L’eau tiède sur mon dos, sa présence tout proche, il se rase en jetant un œil dans le miroir sur sa barbe sous la mousse blanche, sur ma silhouette en reflet. Un grand bonheur que de se réveiller dans ses bras, avec les souvenirs de nos corps imbriqués avant de dormir, de sa chaleur en moi, de son amour toujours présent depuis plus de cinq ans déjà, je suis une nouvelle femme, dans une nouvelle vie. Divorce oublié, enfants plus grands, plus de temps pour vivre pleinement l’amour, pour être aimer, pour l’aimer aussi. Je suis si bien, là quand la serviette me sèche le dos, quand ses mains suivent mes hanches, cherchant les gouttes dans ma cambrure, avec son regard toujours gourmand. Deux bisous il se glisse vers la chambre, je me maquille.
Il revient vers moi, en costume avec sa chemise blanche impeccable, une cravate foncée avec quelques motifs bleus. Encore des bisous avant de partir vers son bus, la porte claque, je file vers la chambre. J’hésite pour ma tenue, la météo change si souvent maintenant avec l’automne, la pluie hier, le soleil demain, mais aujourd’hui reste incertain. Fraîcheur le matin, douceur l’après-midi, je verrai bien un tailleur en tweed clair, une jupe au-dessus du genou, sur le revers caché de mes bas. Une belle lingerie pour mon bien-être personnel, un indispensable de ma féminité. Un chemisier en coton souple, ivoire avec des motifs brodés dans la verticale du boutonnage. La jupe, un zip, mes talons, noirs vernis, mon plaisir, presque mon tic de mode.

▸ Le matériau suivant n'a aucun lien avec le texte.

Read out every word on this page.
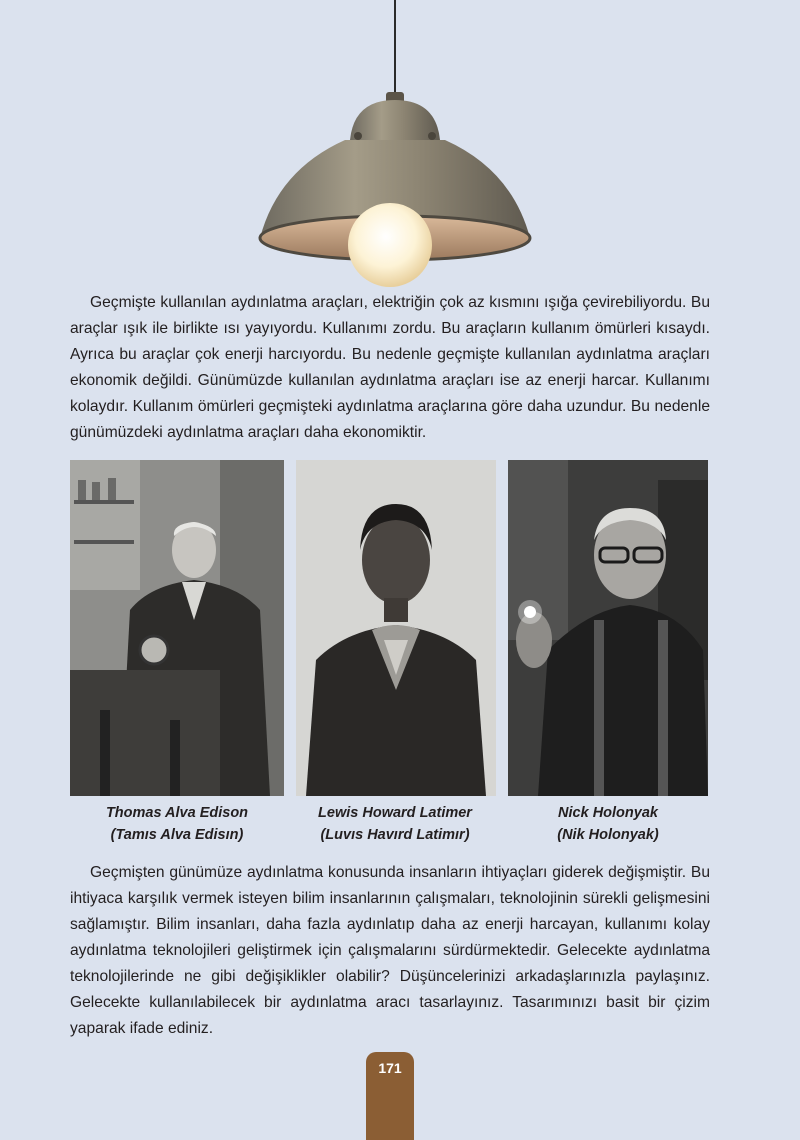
Geçmişte kullanılan aydınlatma araçları, elektriğin çok az kısmını ışığa çevirebiliyordu. Bu araçlar ışık ile birlikte ısı yayıyordu. Kullanımı zordu. Bu araçların kullanım ömürleri kısaydı. Ayrıca bu araçlar çok enerji harcıyordu. Bu nedenle geçmişte kullanılan aydınlatma araçları ekonomik değildi. Günümüzde kullanılan aydınlatma araçları ise az enerji harcar. Kullanımı kolaydır. Kullanım ömürleri geçmişteki aydınlatma araçlarına göre daha uzundur. Bu nedenle günümüzdeki aydınlatma araçları daha ekonomiktir.

Thomas Alva Edison
(Tamıs Alva Edisın)
Lewis Howard Latimer
(Luvıs Havırd Latimır)
Nick Holonyak
(Nik Holonyak)

Geçmişten günümüze aydınlatma konusunda insanların ihtiyaçları giderek değişmiştir. Bu ihtiyaca karşılık vermek isteyen bilim insanlarının çalışmaları, teknolojinin sürekli gelişmesini sağlamıştır. Bilim insanları, daha fazla aydınlatıp daha az enerji harcayan, kullanımı kolay aydınlatma teknolojileri geliştirmek için çalışmalarını sürdürmektedir. Gelecekte aydınlatma teknolojilerinde ne gibi değişiklikler olabilir? Düşüncelerinizi arkadaşlarınızla paylaşınız. Gelecekte kullanılabilecek bir aydınlatma aracı tasarlayınız. Tasarımınızı basit bir çizim yaparak ifade ediniz.

171
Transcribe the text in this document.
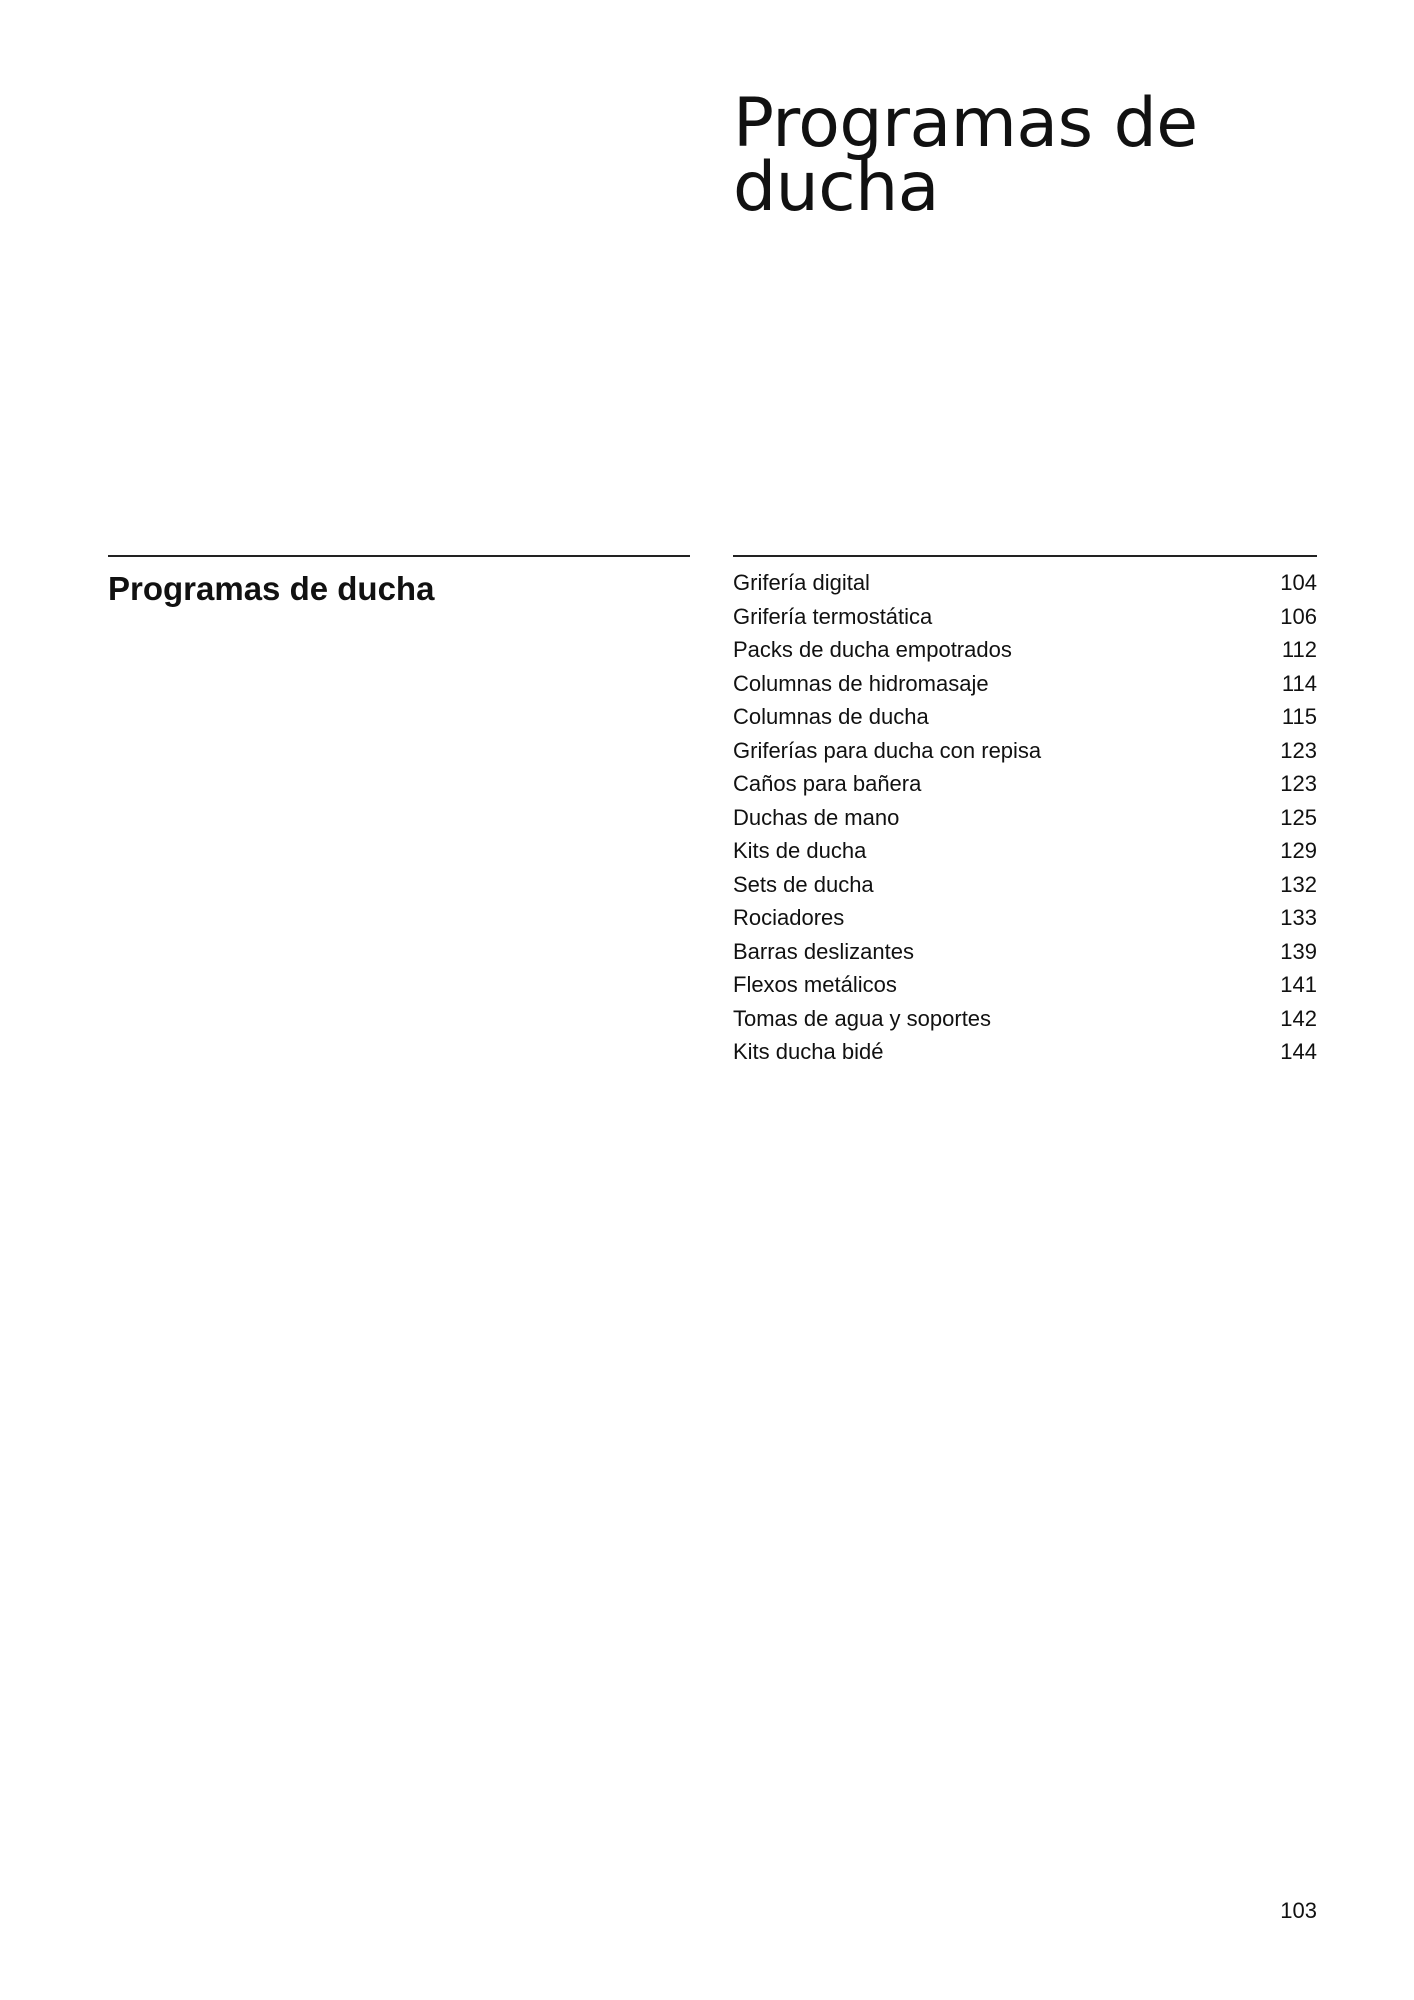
Programas de
ducha
Programas de ducha	Grifería digital	104
Grifería termostática	106
Packs de ducha empotrados	112
Columnas de hidromasaje	114
Columnas de ducha	115
Griferías para ducha con repisa	123
Caños para bañera	123
Duchas de mano	125
Kits de ducha	129
Sets de ducha	132
Rociadores	133
Barras deslizantes	139
Flexos metálicos	141
Tomas de agua y soportes	142
Kits ducha bidé	144
103
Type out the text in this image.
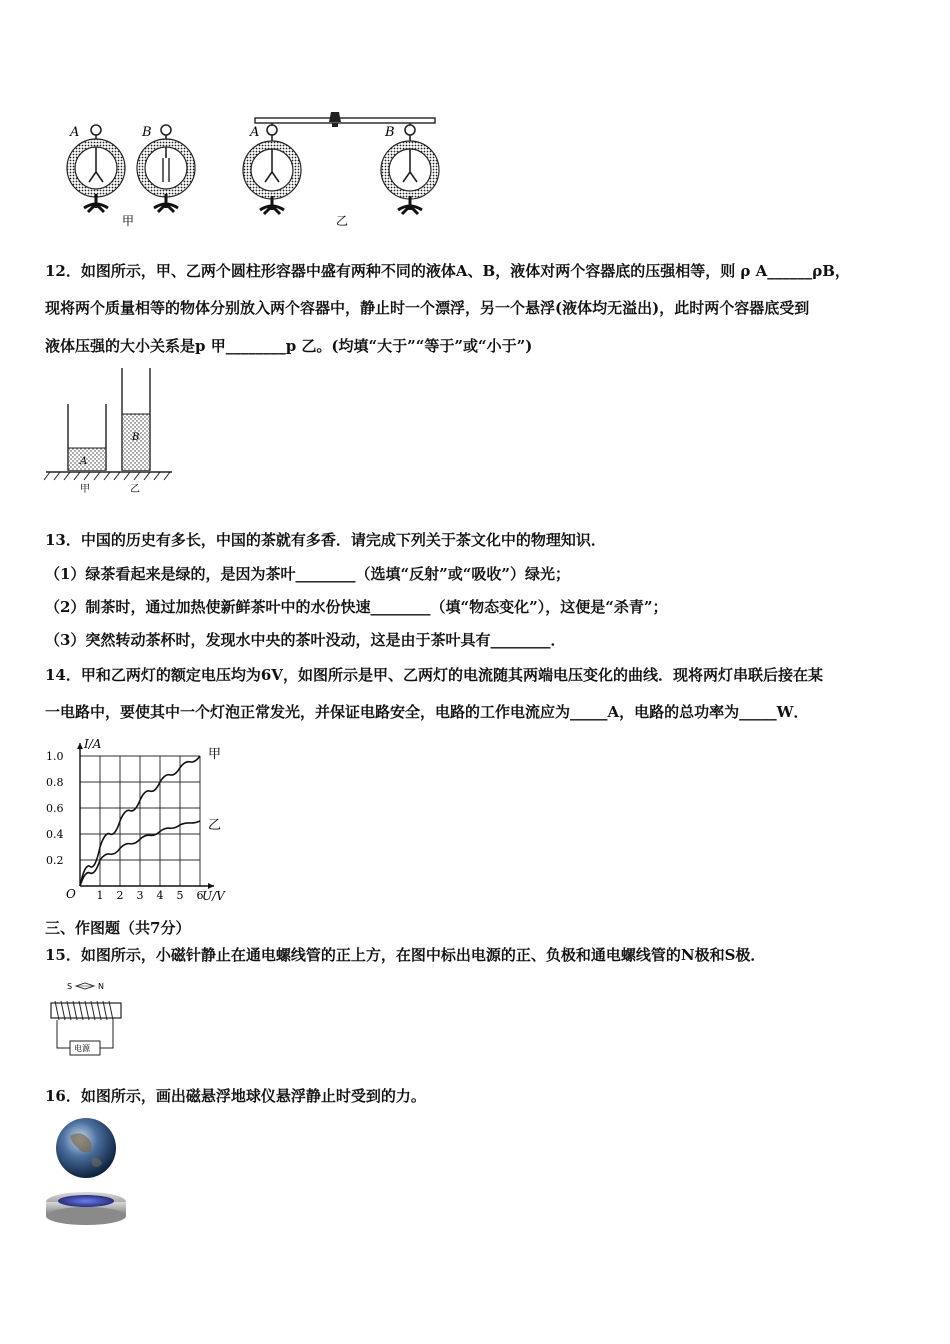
A	B
甲
A	B
乙
12．如图所示，甲、乙两个圆柱形容器中盛有两种不同的液体A、B，液体对两个容器底的压强相等，则 ρ A______ρB，
现将两个质量相等的物体分别放入两个容器中，静止时一个漂浮，另一个悬浮(液体均无溢出)，此时两个容器底受到
液体压强的大小关系是p 甲________p 乙。(均填“大于”“等于”或“小于”)
A
B
甲	乙
13．中国的历史有多长，中国的茶就有多香．请完成下列关于茶文化中的物理知识．
（1）绿茶看起来是绿的，是因为茶叶________（选填“反射”或“吸收”）绿光；
（2）制茶时，通过加热使新鲜茶叶中的水份快速________（填“物态变化”），这便是“杀青”；
（3）突然转动茶杯时，发现水中央的茶叶没动，这是由于茶叶具有________．
14．甲和乙两灯的额定电压均为6V，如图所示是甲、乙两灯的电流随其两端电压变化的曲线．现将两灯串联后接在某
一电路中，要使其中一个灯泡正常发光，并保证电路安全，电路的工作电流应为_____A，电路的总功率为_____W．
1.0
0.8
0.6
0.4
0.2
1 2 3 4 5 6
O
I/A
U/V
甲
乙
三、作图题（共7分）
15．如图所示，小磁针静止在通电螺线管的正上方，在图中标出电源的正、负极和通电螺线管的N极和S极．
S	N
电源
16．如图所示，画出磁悬浮地球仪悬浮静止时受到的力。
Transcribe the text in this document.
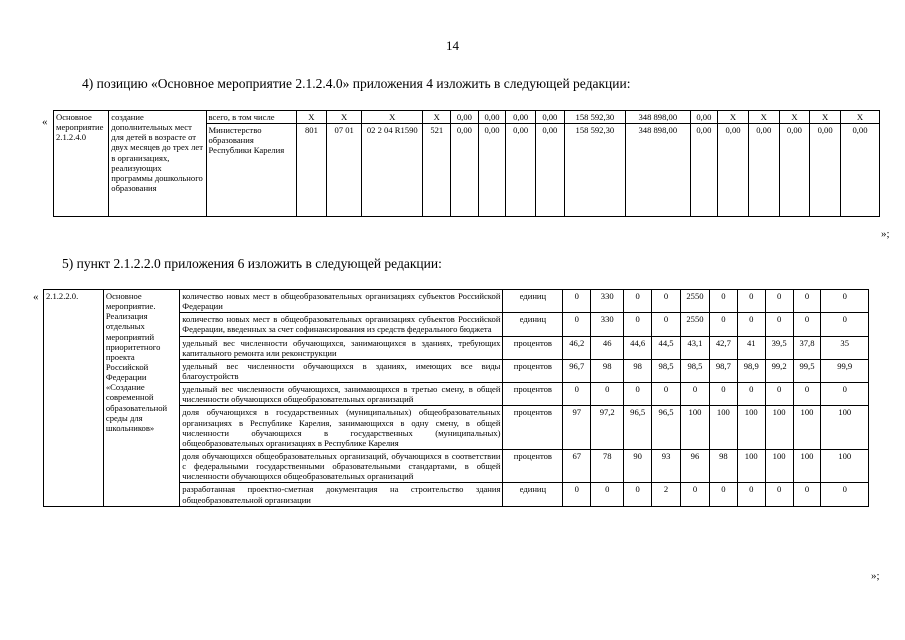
14
4) позицию «Основное мероприятие 2.1.2.4.0» приложения 4 изложить в следующей редакции:
« Основное мероприятие 2.1.2.4.0	создание дополнительных мест для детей в возрасте от двух месяцев до трех лет в организациях, реализующих программы дошкольного образования	всего, в том числе	X	X	X	X	0,00	0,00	0,00	0,00	158 592,30	348 898,00	0,00	X	X	X	X	X
		Министерство образования Республики Карелия	801	07 01	02 2 04 R1590	521	0,00	0,00	0,00	0,00	158 592,30	348 898,00	0,00	0,00	0,00	0,00	0,00	0,00
»;
5) пункт 2.1.2.2.0 приложения 6 изложить в следующей редакции:
« 2.1.2.2.0.	Основное мероприятие. Реализация отдельных мероприятий приоритетного проекта Российской Федерации «Создание современной образовательной среды для школьников»	количество новых мест в общеобразовательных организациях субъектов Российской Федерации	единиц	0	330	0	0	2550	0	0	0	0	0
		количество новых мест в общеобразовательных организациях субъектов Российской Федерации, введенных за счет софинансирования из средств федерального бюджета	единиц	0	330	0	0	2550	0	0	0	0	0
		удельный вес численности обучающихся, занимающихся в зданиях, требующих капитального ремонта или реконструкции	процентов	46,2	46	44,6	44,5	43,1	42,7	41	39,5	37,8	35
		удельный вес численности обучающихся в зданиях, имеющих все виды благоустройств	процентов	96,7	98	98	98,5	98,5	98,7	98,9	99,2	99,5	99,9
		удельный вес численности обучающихся, занимающихся в третью смену, в общей численности обучающихся общеобразовательных организаций	процентов	0	0	0	0	0	0	0	0	0	0
		доля обучающихся в государственных (муниципальных) общеобразовательных организациях в Республике Карелия, занимающихся в одну смену, в общей численности обучающихся в государственных (муниципальных) общеобразовательных организациях в Республике Карелия	процентов	97	97,2	96,5	96,5	100	100	100	100	100	100
		доля обучающихся общеобразовательных организаций, обучающихся в соответствии с федеральными государственными образовательными стандартами, в общей численности обучающихся общеобразовательных организаций	процентов	67	78	90	93	96	98	100	100	100	100
		разработанная проектно-сметная документация на строительство здания общеобразовательной организации	единиц	0	0	0	2	0	0	0	0	0	0
»;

Je flâne sur internet, de blog en blog, pour des actualités, des chroniques, des poèmes et des coups de cœur, un menu aussi varié que mon petit déjeuner. Un jus de clémentines, des tranches d’ananas, deux yaourts, un nature, un autre aux fruits, j’hésite pour une tranche de pain grillé ou juste croquer dans les fruits confits d’un cake ramené d’une balade gourmande en amoureux. Ce soir en rentrant avec un thé, avec lui. Dans mes rêves, je vois apparaître ma belle-fille, les yeux lourds d’un sommeil trop court. Les cheveux en bataille, les mots un peu coincés dans sa bouche, elle passe vers la salle de bain, un petit bonjour. Je l’aime bien, nous avons mis du temps à nous connaître, avec les préjugés d’une adolescente d’un côté, les envies probablement égoïstes d’une amoureuse de l’autre. Nous voulions cet homme pour nous, son père, mon compagnon. Mais maintenant ses études l’occupent, ses amours plus encore. Elle est passée dans sa tenue de nuit, un pantalon de pyjama devenu tendance, ce qui parfois me laisse dubitative, ne sachant pas si elle a oublié de s’habiller, de se changer ou simplement si elle sort ainsi peu vêtue, avec cet imprimé sur un coton si léger. J’en ris maintenant. Je pianote sur mon clavier, avec la musique de sa douche en bruit de fond.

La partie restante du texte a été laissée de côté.